Do not get me wrong, I love those novels that are set in New York that follow to wannabe writers that are often difficult men. I cannot get enough of those types of stories but this is so much better, for starters this is about Russian literature. Back to Moscow thrilled me from start to finish because of the setting and the exploration into Russian classics that appeared at the start of every part.

I am normally am hesitant in picking up a book set in Russia by a western author, but I seem to have decent luck with Spanish authors. Granted I have only read Encyclopedia of a Life in Russia by Jose Manuel Prieto and now Back to Moscow but both have impressed me greatly. Maybe my hesitancy should be directed towards American authors rather than the entire western society. I find the lack of knowledge of Russia often reflects poorly on the author.

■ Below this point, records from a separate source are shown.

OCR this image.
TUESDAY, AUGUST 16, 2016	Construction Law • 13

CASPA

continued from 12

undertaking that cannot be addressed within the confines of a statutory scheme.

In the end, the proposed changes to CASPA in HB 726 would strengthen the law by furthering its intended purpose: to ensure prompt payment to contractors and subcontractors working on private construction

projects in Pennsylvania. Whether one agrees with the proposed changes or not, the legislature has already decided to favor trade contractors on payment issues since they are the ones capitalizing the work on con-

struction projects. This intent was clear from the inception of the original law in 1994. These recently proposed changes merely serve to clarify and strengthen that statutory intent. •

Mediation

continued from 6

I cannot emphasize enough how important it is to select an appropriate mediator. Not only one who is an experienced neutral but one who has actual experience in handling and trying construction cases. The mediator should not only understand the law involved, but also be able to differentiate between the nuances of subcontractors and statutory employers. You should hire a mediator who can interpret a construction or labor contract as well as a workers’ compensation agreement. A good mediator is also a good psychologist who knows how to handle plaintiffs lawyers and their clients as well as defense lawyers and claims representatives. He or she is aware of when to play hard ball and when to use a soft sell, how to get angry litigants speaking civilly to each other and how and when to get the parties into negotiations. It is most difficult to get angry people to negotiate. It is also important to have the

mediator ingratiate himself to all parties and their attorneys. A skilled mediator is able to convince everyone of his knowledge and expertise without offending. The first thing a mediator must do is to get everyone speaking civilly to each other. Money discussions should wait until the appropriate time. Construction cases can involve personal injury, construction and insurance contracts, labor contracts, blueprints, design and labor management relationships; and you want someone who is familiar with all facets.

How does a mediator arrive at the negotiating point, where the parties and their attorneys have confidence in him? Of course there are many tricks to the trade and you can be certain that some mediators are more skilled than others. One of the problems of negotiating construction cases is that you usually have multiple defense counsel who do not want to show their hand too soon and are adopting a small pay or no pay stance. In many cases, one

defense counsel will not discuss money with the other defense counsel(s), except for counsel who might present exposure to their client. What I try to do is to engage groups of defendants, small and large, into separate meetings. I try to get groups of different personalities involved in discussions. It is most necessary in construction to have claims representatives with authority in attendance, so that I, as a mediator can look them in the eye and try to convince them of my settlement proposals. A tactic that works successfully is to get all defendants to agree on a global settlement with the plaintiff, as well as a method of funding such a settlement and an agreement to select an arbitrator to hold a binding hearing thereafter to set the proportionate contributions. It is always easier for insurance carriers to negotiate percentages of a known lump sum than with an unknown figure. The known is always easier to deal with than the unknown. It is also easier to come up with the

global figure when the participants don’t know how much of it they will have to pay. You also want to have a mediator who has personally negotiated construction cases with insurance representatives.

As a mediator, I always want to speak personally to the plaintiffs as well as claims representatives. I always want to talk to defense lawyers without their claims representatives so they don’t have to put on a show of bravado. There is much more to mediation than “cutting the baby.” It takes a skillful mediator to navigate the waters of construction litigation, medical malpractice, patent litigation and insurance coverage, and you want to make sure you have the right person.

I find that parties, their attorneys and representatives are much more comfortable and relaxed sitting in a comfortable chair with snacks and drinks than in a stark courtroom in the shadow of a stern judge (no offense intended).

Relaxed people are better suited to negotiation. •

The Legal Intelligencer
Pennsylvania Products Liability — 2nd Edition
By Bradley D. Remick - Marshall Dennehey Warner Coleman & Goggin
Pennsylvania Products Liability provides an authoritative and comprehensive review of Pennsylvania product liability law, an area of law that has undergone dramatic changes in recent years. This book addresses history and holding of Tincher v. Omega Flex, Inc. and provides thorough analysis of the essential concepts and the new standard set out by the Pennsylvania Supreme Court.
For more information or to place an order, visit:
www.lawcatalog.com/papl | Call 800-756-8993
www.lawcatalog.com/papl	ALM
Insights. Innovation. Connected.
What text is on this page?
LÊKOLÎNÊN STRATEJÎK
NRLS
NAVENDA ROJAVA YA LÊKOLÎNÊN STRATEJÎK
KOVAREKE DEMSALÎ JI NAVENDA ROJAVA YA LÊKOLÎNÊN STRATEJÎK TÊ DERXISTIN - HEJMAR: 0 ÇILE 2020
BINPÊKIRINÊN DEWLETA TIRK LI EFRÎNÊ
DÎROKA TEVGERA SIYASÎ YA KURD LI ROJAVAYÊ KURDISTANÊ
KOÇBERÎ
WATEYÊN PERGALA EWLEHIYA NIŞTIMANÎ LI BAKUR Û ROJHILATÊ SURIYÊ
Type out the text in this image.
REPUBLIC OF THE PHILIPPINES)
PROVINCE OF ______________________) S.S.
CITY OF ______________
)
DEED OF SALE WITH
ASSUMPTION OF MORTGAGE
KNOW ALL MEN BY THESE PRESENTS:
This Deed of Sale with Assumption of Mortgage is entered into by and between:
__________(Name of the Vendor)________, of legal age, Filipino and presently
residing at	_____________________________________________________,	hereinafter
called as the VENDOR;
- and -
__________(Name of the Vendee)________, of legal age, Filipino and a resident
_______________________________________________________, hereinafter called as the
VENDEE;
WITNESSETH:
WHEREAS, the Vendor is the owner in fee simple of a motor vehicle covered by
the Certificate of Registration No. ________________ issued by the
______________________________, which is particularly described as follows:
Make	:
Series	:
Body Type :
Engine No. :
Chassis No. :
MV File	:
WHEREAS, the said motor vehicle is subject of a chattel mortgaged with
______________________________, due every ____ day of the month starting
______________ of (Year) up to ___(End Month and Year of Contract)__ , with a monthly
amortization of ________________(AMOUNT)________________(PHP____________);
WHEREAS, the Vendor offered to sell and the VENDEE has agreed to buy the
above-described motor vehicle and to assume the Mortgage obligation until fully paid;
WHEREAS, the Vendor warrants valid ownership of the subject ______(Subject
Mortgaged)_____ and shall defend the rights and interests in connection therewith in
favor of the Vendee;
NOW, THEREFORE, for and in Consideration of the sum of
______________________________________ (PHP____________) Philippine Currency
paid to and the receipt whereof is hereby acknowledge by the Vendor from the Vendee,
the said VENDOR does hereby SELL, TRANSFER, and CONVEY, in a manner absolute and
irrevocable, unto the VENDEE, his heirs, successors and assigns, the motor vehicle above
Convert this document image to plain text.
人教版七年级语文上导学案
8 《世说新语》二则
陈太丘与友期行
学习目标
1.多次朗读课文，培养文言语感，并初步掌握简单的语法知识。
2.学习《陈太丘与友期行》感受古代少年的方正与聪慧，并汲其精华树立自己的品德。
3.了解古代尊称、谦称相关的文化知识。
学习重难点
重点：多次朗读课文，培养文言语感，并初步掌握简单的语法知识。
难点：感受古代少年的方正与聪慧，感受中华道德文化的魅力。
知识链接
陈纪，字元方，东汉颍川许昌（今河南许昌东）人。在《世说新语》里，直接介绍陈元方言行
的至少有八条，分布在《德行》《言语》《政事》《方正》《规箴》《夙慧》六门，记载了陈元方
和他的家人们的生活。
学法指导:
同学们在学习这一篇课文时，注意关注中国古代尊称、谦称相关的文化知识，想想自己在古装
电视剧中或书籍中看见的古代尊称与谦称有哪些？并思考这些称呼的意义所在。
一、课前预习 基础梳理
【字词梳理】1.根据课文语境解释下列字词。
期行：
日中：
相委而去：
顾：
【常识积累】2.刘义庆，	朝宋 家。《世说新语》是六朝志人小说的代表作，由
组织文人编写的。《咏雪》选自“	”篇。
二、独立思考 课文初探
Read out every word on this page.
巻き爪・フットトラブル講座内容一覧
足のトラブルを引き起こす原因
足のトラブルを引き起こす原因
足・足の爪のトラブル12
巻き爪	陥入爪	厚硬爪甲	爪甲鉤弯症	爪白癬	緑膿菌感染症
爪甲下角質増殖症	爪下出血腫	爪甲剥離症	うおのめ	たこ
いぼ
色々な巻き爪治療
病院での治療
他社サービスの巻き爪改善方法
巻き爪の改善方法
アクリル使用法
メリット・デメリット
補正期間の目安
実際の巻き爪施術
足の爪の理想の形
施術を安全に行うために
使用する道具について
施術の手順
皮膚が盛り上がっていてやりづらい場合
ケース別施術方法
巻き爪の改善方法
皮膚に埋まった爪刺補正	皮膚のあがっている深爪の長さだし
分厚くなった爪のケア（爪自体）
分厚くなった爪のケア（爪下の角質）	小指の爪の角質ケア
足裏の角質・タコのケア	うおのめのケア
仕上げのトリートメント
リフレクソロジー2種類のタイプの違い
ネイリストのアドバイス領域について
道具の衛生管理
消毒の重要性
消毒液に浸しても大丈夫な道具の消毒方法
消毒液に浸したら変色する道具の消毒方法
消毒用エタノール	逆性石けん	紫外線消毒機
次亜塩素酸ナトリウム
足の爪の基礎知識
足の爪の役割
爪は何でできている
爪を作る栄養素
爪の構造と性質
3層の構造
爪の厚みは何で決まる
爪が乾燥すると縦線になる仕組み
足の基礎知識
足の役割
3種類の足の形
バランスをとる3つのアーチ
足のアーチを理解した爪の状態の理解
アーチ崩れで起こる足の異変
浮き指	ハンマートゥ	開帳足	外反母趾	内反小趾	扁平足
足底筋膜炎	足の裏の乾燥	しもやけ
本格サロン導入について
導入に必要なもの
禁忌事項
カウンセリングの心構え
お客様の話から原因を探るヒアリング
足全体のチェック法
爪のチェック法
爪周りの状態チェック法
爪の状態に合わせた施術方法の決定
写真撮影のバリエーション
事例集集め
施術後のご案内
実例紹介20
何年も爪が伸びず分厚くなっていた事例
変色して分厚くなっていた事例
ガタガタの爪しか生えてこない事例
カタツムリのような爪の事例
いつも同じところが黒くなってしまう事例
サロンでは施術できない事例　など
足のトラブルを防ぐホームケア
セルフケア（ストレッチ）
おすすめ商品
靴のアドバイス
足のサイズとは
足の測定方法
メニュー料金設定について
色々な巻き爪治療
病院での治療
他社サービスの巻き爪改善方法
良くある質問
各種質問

With Back to Moscow, the whole novel was structured around understanding Russia and its literature and this is a quest that I am personally on as well, so my gushing review is inevitable. I also enjoy reading about terrible people and Martin fits into that category but I never thought of him as an anti-hero. I had some empathy for him, partly because I have made so many of those stupid mistakes. I have put my desire for pleasure over the feelings of others and as result hurt myself and the people I love.

This does not mean I sympathise with Martin; I did get frustrated with every selfish action but I could relate (as much as I hate to admit it). Add that to the mix of an antisocial writer with a passion for Russian literature, and you have someone that closely resembles me (although the bad life choices are over for me, thankfully). I do wonder if Back to Moscow is at all autobiographical, because the way he writes makes me think this is the case.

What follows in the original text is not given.